This is Part 4 of our blog series on scaling Rails applications.
When a Rails application needs to interact with a database it establishes a connection which is a dedicated communication channel between the application and the database server. When a new request comes to Rails, the operation can be handled like this.
When the next request comes then repeat the above process.
Creating new database connections is an expensive operation - it takes time to establish the connection, authenticate, and set up the communication channel. It means that every single time when a request comes we are spending time in setting up the connection.
Wouldn't it be better to store the established connection to somewhere and when a new request comes then get the pre-established connection from this pool. This expedites the process since we don't need to create a connection and close a connection in every single request.

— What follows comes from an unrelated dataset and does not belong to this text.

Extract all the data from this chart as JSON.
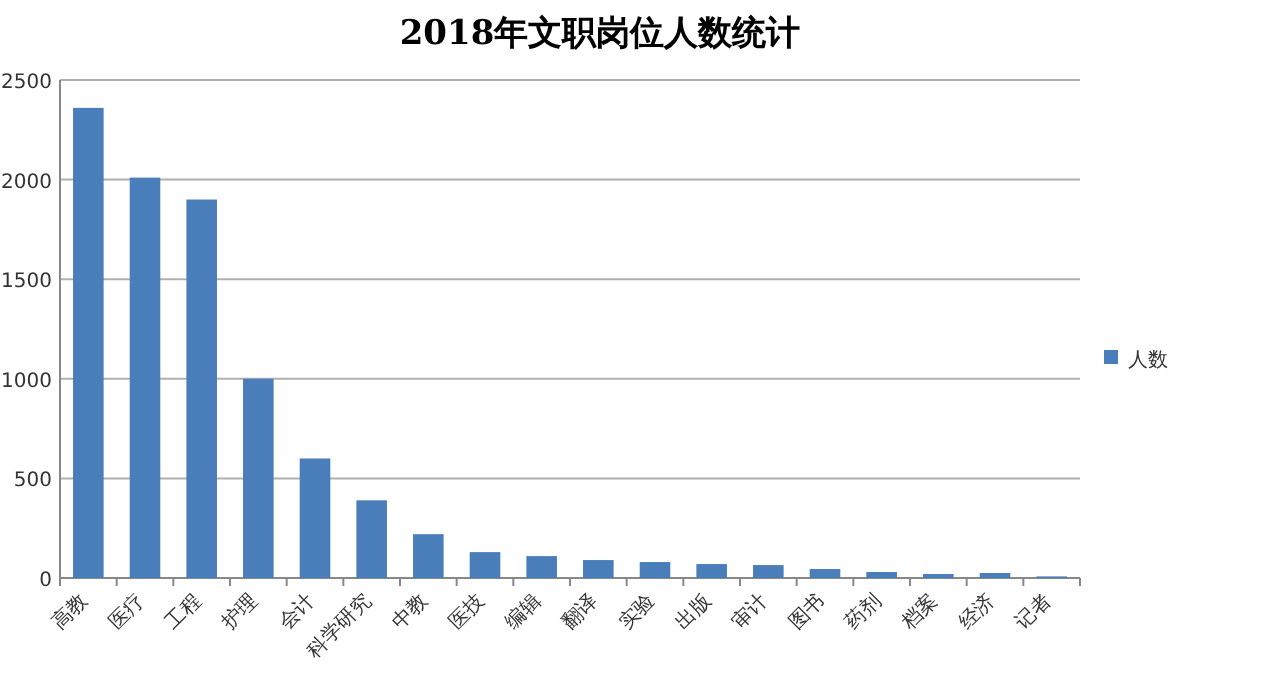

The new process might look like this.
Now when a new request comes then the operation will look like this.
Database connection pooling is a performance optimization technique that maintains a set of reusable database connections.
Active Record manages a pool of database connections for each web and background process. Each process will have a connection pool of its own, which means a Rails application running with multiple processes (like Puma processes, Sidekiq processes) will have multiple independent connection pools. The pool is a set of database connections that are shared among threads in the same process.

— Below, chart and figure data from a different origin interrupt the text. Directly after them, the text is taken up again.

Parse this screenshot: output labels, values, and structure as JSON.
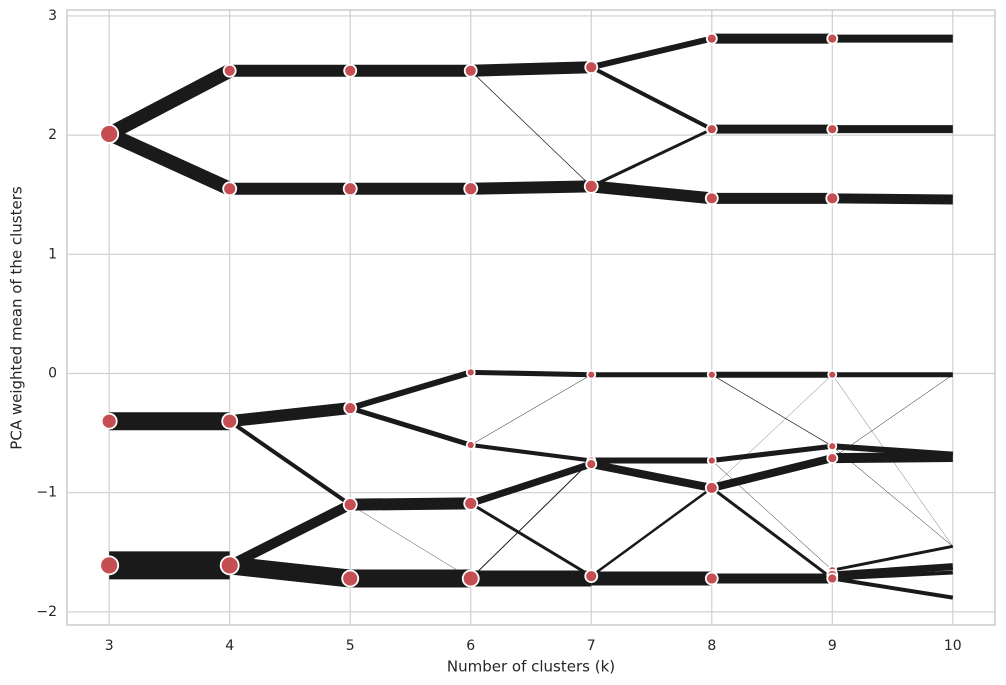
{
  "chart_data": {
    "type": "cluster-tree",
    "xlabel": "Number of clusters (k)",
    "ylabel": "PCA weighted mean of the clusters",
    "xlim": [
      2.65,
      10.35
    ],
    "ylim": [
      -2.11,
      3.05
    ],
    "xticks": [
      3,
      4,
      5,
      6,
      7,
      8,
      9,
      10
    ],
    "yticks": [
      {
        "value": -2,
        "label": "−2"
      },
      {
        "value": -1,
        "label": "−1"
      },
      0,
      1,
      2,
      3
    ],
    "grid": true,
    "node_color": "#c44e52",
    "edge_color": "#1a1a1a",
    "nodes": [
      {
        "x": 3,
        "y": 2.01,
        "size": 9
      },
      {
        "x": 3,
        "y": -0.4,
        "size": 7.5
      },
      {
        "x": 3,
        "y": -1.61,
        "size": 9
      },
      {
        "x": 4,
        "y": 2.54,
        "size": 6
      },
      {
        "x": 4,
        "y": 1.55,
        "size": 6.5
      },
      {
        "x": 4,
        "y": -0.4,
        "size": 7.5
      },
      {
        "x": 4,
        "y": -1.61,
        "size": 9
      },
      {
        "x": 5,
        "y": 2.54,
        "size": 6
      },
      {
        "x": 5,
        "y": 1.55,
        "size": 6.5
      },
      {
        "x": 5,
        "y": -0.29,
        "size": 6
      },
      {
        "x": 5,
        "y": -1.1,
        "size": 6.5
      },
      {
        "x": 5,
        "y": -1.72,
        "size": 8
      },
      {
        "x": 6,
        "y": 2.54,
        "size": 6
      },
      {
        "x": 6,
        "y": 1.55,
        "size": 6.5
      },
      {
        "x": 6,
        "y": 0.01,
        "size": 4
      },
      {
        "x": 6,
        "y": -0.6,
        "size": 4
      },
      {
        "x": 6,
        "y": -1.09,
        "size": 6.5
      },
      {
        "x": 6,
        "y": -1.72,
        "size": 8
      },
      {
        "x": 7,
        "y": 2.57,
        "size": 6
      },
      {
        "x": 7,
        "y": 1.57,
        "size": 6.5
      },
      {
        "x": 7,
        "y": -0.01,
        "size": 4
      },
      {
        "x": 7,
        "y": -0.73,
        "size": 4
      },
      {
        "x": 7,
        "y": -0.76,
        "size": 5
      },
      {
        "x": 7,
        "y": -1.7,
        "size": 6
      },
      {
        "x": 8,
        "y": 2.81,
        "size": 5
      },
      {
        "x": 8,
        "y": 2.05,
        "size": 5
      },
      {
        "x": 8,
        "y": 1.47,
        "size": 6
      },
      {
        "x": 8,
        "y": -0.01,
        "size": 4
      },
      {
        "x": 8,
        "y": -0.73,
        "size": 4
      },
      {
        "x": 8,
        "y": -0.96,
        "size": 6
      },
      {
        "x": 8,
        "y": -1.72,
        "size": 6
      },
      {
        "x": 9,
        "y": 2.81,
        "size": 5
      },
      {
        "x": 9,
        "y": 2.05,
        "size": 5
      },
      {
        "x": 9,
        "y": 1.47,
        "size": 6
      },
      {
        "x": 9,
        "y": -0.01,
        "size": 4
      },
      {
        "x": 9,
        "y": -0.61,
        "size": 4
      },
      {
        "x": 9,
        "y": -0.71,
        "size": 5
      },
      {
        "x": 9,
        "y": -1.65,
        "size": 4
      },
      {
        "x": 9,
        "y": -1.69,
        "size": 5
      },
      {
        "x": 9,
        "y": -1.72,
        "size": 5
      }
    ],
    "edges": [
      {
        "x": [
          3,
          4
        ],
        "y": [
          2.01,
          2.54
        ],
        "weight": 14
      },
      {
        "x": [
          3,
          4
        ],
        "y": [
          2.01,
          1.55
        ],
        "weight": 14
      },
      {
        "x": [
          3,
          4
        ],
        "y": [
          -0.4,
          -0.4
        ],
        "weight": 18
      },
      {
        "x": [
          3,
          4
        ],
        "y": [
          -1.61,
          -1.61
        ],
        "weight": 28
      },
      {
        "x": [
          4,
          5
        ],
        "y": [
          2.54,
          2.54
        ],
        "weight": 12
      },
      {
        "x": [
          4,
          5
        ],
        "y": [
          1.55,
          1.55
        ],
        "weight": 12
      },
      {
        "x": [
          4,
          5
        ],
        "y": [
          -0.4,
          -0.29
        ],
        "weight": 12
      },
      {
        "x": [
          4,
          5
        ],
        "y": [
          -0.4,
          -1.1
        ],
        "weight": 4
      },
      {
        "x": [
          4,
          5
        ],
        "y": [
          -1.61,
          -1.1
        ],
        "weight": 10
      },
      {
        "x": [
          4,
          5
        ],
        "y": [
          -1.61,
          -1.72
        ],
        "weight": 18
      },
      {
        "x": [
          5,
          6
        ],
        "y": [
          2.54,
          2.54
        ],
        "weight": 12
      },
      {
        "x": [
          5,
          6
        ],
        "y": [
          1.55,
          1.55
        ],
        "weight": 12
      },
      {
        "x": [
          5,
          6
        ],
        "y": [
          -0.29,
          0.01
        ],
        "weight": 6
      },
      {
        "x": [
          5,
          6
        ],
        "y": [
          -0.29,
          -0.6
        ],
        "weight": 5
      },
      {
        "x": [
          5,
          6
        ],
        "y": [
          -1.1,
          -1.09
        ],
        "weight": 12
      },
      {
        "x": [
          5,
          6
        ],
        "y": [
          -1.1,
          -1.72
        ],
        "weight": 0.4
      },
      {
        "x": [
          5,
          6
        ],
        "y": [
          -1.72,
          -1.72
        ],
        "weight": 18
      },
      {
        "x": [
          6,
          7
        ],
        "y": [
          2.54,
          2.57
        ],
        "weight": 12
      },
      {
        "x": [
          6,
          7
        ],
        "y": [
          2.54,
          1.57
        ],
        "weight": 0.7
      },
      {
        "x": [
          6,
          7
        ],
        "y": [
          1.55,
          1.57
        ],
        "weight": 12
      },
      {
        "x": [
          6,
          7
        ],
        "y": [
          0.01,
          -0.01
        ],
        "weight": 5
      },
      {
        "x": [
          6,
          7
        ],
        "y": [
          -0.6,
          -0.73
        ],
        "weight": 4
      },
      {
        "x": [
          6,
          7
        ],
        "y": [
          -0.6,
          -0.01
        ],
        "weight": 0.5
      },
      {
        "x": [
          6,
          7
        ],
        "y": [
          -1.09,
          -0.76
        ],
        "weight": 7
      },
      {
        "x": [
          6,
          7
        ],
        "y": [
          -1.09,
          -1.7
        ],
        "weight": 3
      },
      {
        "x": [
          6,
          7
        ],
        "y": [
          -1.72,
          -0.73
        ],
        "weight": 1
      },
      {
        "x": [
          6,
          7
        ],
        "y": [
          -1.72,
          -1.72
        ],
        "weight": 16
      },
      {
        "x": [
          7,
          8
        ],
        "y": [
          2.57,
          2.81
        ],
        "weight": 6
      },
      {
        "x": [
          7,
          8
        ],
        "y": [
          2.57,
          2.05
        ],
        "weight": 4
      },
      {
        "x": [
          7,
          8
        ],
        "y": [
          1.57,
          2.05
        ],
        "weight": 3
      },
      {
        "x": [
          7,
          8
        ],
        "y": [
          1.57,
          1.47
        ],
        "weight": 12
      },
      {
        "x": [
          7,
          8
        ],
        "y": [
          -0.01,
          -0.01
        ],
        "weight": 5
      },
      {
        "x": [
          7,
          8
        ],
        "y": [
          -0.73,
          -0.73
        ],
        "weight": 6
      },
      {
        "x": [
          7,
          8
        ],
        "y": [
          -0.76,
          -0.96
        ],
        "weight": 8
      },
      {
        "x": [
          7,
          8
        ],
        "y": [
          -1.7,
          -0.96
        ],
        "weight": 2.5
      },
      {
        "x": [
          7,
          8
        ],
        "y": [
          -1.72,
          -1.72
        ],
        "weight": 14
      },
      {
        "x": [
          8,
          9
        ],
        "y": [
          2.81,
          2.81
        ],
        "weight": 10
      },
      {
        "x": [
          8,
          9
        ],
        "y": [
          2.05,
          2.05
        ],
        "weight": 9
      },
      {
        "x": [
          8,
          9
        ],
        "y": [
          1.47,
          1.47
        ],
        "weight": 11
      },
      {
        "x": [
          8,
          9
        ],
        "y": [
          -0.01,
          -0.01
        ],
        "weight": 6
      },
      {
        "x": [
          8,
          9
        ],
        "y": [
          -0.01,
          -0.61
        ],
        "weight": 0.7
      },
      {
        "x": [
          8,
          9
        ],
        "y": [
          -0.73,
          -0.61
        ],
        "weight": 5
      },
      {
        "x": [
          8,
          9
        ],
        "y": [
          -0.73,
          -1.65
        ],
        "weight": 0.5
      },
      {
        "x": [
          8,
          9
        ],
        "y": [
          -0.96,
          -0.71
        ],
        "weight": 8
      },
      {
        "x": [
          8,
          9
        ],
        "y": [
          -0.96,
          -1.72
        ],
        "weight": 3
      },
      {
        "x": [
          8,
          9
        ],
        "y": [
          -0.96,
          -0.01
        ],
        "weight": 0.3
      },
      {
        "x": [
          8,
          9
        ],
        "y": [
          -1.72,
          -1.72
        ],
        "weight": 10
      },
      {
        "x": [
          9,
          10
        ],
        "y": [
          2.81,
          2.81
        ],
        "weight": 8
      },
      {
        "x": [
          9,
          10
        ],
        "y": [
          2.05,
          2.05
        ],
        "weight": 8
      },
      {
        "x": [
          9,
          10
        ],
        "y": [
          1.47,
          1.46
        ],
        "weight": 10
      },
      {
        "x": [
          9,
          10
        ],
        "y": [
          -0.01,
          -0.01
        ],
        "weight": 5
      },
      {
        "x": [
          9,
          10
        ],
        "y": [
          -0.61,
          -0.68
        ],
        "weight": 6
      },
      {
        "x": [
          9,
          10
        ],
        "y": [
          -0.71,
          -0.7
        ],
        "weight": 10
      },
      {
        "x": [
          9,
          10
        ],
        "y": [
          -0.61,
          -1.45
        ],
        "weight": 0.5
      },
      {
        "x": [
          9,
          10
        ],
        "y": [
          -0.01,
          -1.45
        ],
        "weight": 0.3
      },
      {
        "x": [
          9,
          10
        ],
        "y": [
          -0.71,
          -0.01
        ],
        "weight": 0.5
      },
      {
        "x": [
          9,
          10
        ],
        "y": [
          -1.65,
          -1.45
        ],
        "weight": 3
      },
      {
        "x": [
          9,
          10
        ],
        "y": [
          -1.69,
          -1.62
        ],
        "weight": 7
      },
      {
        "x": [
          9,
          10
        ],
        "y": [
          -1.72,
          -1.67
        ],
        "weight": 4
      },
      {
        "x": [
          9,
          10
        ],
        "y": [
          -1.72,
          -1.88
        ],
        "weight": 4
      }
    ]
  }
}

Note that the pooling happens at the process level. A thread from process A can't get a connection from process B.
When a connection is needed, the thread checks out a connection from the pool, perform operations, and then returns the connection back to the pool. This is done at a query level now. For each individual query, a connection is leased, used, and then returned back to the pool.
Pre Rails 7.2, the connection used to be leased and held till the end of the request if it is a web request and till the job is done if it is a background job. This was a problem for applications that spent a lot of time doing I/O. The thread will hog the connection for the entire duration of the I/O operation limiting the number of queries that can be executed concurrently. To facilitate this change and make query caching work, the query cache has been updated to be owned by the pool.
This means that the query cache is now shared across all connections in the pool. Previously each connection had its own query cache. As the whole request used the same connection, this was fine. But now, as the connection is leased for each query, the query cache needs to be shared across all connections in the pool.
Active Record's connection pool behavior can be customized through several configuration options in the database.yml file:
RAILS_MAX_THREADS
, but you can set it to any value. There is a small
problem when you set it to RAILS_MAX_THREADS
which we'll discuss later.ActiveRecord::ConnectionTimeoutError
exception
will be raised.Database connections can sometimes become "dead" due to issues like database restarts, network problems etc. Active Record provides Reaper to handle this.
The Reaper periodically checks connections in the pool and removes dead connections as well as idle connections that have been checked out for a long time.
It acts somewhat like a garbage collector for database connections. The Reaper
uses the idle_timeout
setting to determine how long a connection can remain
idle before being removed, tracking idle time based on when connections were
last used.
There is another configuration option called reaping_frequency
that controls
how often the Reaper runs to remove dead or idle connections from the pool. By
default, this is set to 60 seconds. It means the Reaper will wake up once every
minute to perform its maintenance tasks.
If your application is spiky and receives a lot of traffic in surges, then set the reaping frequency and idle timeout to a lower value. This will ensure that the reaper runs more frequently and removes idle connections more quickly, helping to keep the connection pool healthy and responsive.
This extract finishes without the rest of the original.